In your case you want your object to be able to execute methods on one thread and rise events on another thread. So this has to happen in MTA, so your object has to live in MTA, so your class has to be free-threaded. Threads belong to exactly one apartment, so a thread can not be in MTA and STA simultaneously. If your object lives in MTA whenever an STA object tries to use it, it will have to create a proxy. So you get a slight overhead.
What I guess is that you are thinking of some very clever "technique" to offload your main thread, and do some "async" events, which will not fly in the end :-)) If you think about it there has to a listener on this second [worker] thread...
Btw, this line
MyObject* comObject = reinterpret_cast<MyObject*>(param);
can be done in MTA only.
I think the real problem is not what your component is configured with, but the host process.
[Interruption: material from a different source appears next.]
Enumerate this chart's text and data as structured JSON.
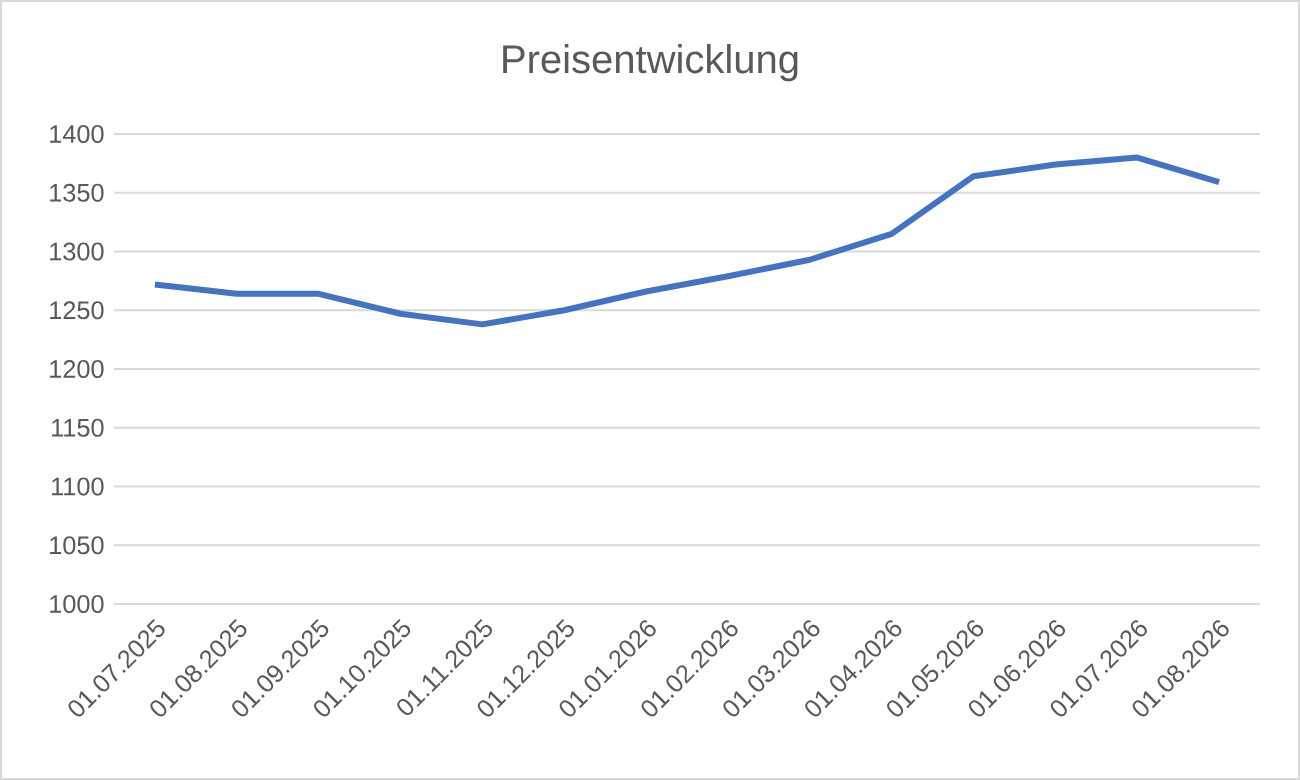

Many hosts, like the Office Object Model ones, live in a single threaded apartment in which case it is not allowed to call them from anything but the main thread.
If that is the case you can let COM do the work by using the single threaded apartment model and moving the actual call to a function in a CoClass and invoke that function from your thread.
That only passes window messages behind the scenes as well, but spares you from implementing this yourself.
Threading in COM (wikipedia):
The Single-Threaded Apartment (STA) model is a very commonly used model. Here, a COM object stands in a position similar to a desktop application's user interface. In an STA model, a single thread is dedicated to drive an object's methods, i.e. a single thread is always used to execute the methods of the object. In such an arrangement, method calls from threads outside of the apartment are marshalled and automatically queued by the system (via a standard Windows message queue). Thus, there is no worry about race conditions or lack of synchronicity because each method call of an object is always executed to completion before another is invoked.